Turkey’s suppression of the Dersim rebellion was likely used as a warning to other Kurdish areas of what would happen to them if they resisted Turkey’s assimilation policies.
The historical lands of Kurdistan span throughout areas of Turkey, Iran, Iraq, and Syria. Following the defeat of the Central Powers in World War I, the 1920 Sèvres Treaty was signed between the defeated powers and the Allied Powers. In the treaty, Armenians were promised full statehood in the territories of the former Ottoman Empire, and interim autonomy with the possibility of obtaining full independence was envisaged for the Kurdish areas of Turkey — to be determined by a referendum.

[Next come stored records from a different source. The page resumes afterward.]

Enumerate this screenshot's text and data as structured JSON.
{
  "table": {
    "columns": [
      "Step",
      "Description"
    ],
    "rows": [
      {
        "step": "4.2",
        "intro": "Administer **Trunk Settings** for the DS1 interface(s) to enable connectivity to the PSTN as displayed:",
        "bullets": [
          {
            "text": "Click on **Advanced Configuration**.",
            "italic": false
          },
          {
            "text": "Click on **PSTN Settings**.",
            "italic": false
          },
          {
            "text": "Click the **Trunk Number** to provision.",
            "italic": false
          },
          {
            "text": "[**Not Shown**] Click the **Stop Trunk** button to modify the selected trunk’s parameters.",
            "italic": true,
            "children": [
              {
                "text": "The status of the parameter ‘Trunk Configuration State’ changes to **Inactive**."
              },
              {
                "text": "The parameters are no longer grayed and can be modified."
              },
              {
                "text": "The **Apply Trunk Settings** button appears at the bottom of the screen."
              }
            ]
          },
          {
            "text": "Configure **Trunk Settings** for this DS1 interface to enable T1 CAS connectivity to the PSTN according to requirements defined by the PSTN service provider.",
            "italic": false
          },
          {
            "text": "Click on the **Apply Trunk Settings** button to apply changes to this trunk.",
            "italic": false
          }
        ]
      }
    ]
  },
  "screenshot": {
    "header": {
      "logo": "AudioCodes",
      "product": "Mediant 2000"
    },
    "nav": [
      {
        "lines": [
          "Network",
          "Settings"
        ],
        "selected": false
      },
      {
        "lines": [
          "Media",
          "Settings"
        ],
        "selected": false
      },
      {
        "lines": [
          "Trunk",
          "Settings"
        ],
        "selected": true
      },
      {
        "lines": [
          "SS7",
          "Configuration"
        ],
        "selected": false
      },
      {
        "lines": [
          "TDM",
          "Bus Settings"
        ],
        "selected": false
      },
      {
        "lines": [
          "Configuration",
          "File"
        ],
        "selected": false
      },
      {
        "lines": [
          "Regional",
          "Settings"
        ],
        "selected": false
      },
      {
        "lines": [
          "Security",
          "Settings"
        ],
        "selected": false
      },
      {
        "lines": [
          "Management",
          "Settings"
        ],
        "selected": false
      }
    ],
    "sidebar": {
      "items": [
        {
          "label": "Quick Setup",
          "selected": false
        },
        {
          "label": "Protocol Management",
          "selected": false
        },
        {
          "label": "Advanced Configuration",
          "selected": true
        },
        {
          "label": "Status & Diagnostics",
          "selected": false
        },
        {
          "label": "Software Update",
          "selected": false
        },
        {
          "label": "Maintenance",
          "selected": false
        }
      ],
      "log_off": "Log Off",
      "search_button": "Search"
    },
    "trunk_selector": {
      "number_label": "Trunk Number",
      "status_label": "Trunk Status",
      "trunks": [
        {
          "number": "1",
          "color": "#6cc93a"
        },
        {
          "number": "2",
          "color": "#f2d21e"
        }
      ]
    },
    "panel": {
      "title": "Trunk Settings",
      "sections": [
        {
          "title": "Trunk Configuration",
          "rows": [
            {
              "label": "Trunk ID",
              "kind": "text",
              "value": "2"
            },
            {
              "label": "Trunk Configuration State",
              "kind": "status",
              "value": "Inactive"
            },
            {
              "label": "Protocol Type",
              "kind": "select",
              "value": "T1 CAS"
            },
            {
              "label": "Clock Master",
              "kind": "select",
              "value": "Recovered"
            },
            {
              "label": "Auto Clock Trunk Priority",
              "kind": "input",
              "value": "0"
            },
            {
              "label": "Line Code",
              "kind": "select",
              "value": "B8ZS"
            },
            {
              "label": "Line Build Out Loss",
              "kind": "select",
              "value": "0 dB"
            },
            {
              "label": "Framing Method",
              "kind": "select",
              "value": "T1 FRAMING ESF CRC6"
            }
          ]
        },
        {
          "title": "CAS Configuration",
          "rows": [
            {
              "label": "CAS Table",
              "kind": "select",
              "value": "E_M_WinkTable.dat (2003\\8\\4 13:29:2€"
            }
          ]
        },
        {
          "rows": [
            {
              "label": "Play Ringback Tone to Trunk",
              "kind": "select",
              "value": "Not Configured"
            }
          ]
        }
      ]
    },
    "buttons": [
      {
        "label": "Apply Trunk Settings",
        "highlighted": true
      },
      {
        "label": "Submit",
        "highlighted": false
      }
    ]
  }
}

However, these promises never materialized. Instead, the Turkish nationalist movement took hold, under the leadership of Turkey’s founder Mustafa Kemal Atatürk, who led a rebellion against the foreign powers. Atatürk had stated that in areas of Turkey where Kurds constituted the majority, they would be permitted to govern themselves. Most Kurds assumed their fight would result in a multiethnic Turkish-Kurdish state.
Instead, however, Kurds in Turkey, who now make up about 20 percent of the country’s population, found themselves among the victims of a nationalist program aimed at “Turkifying” the country’s minorities by forcibly severing them from their cultures and attempting to assimilate them into a monolithic Turkish identity.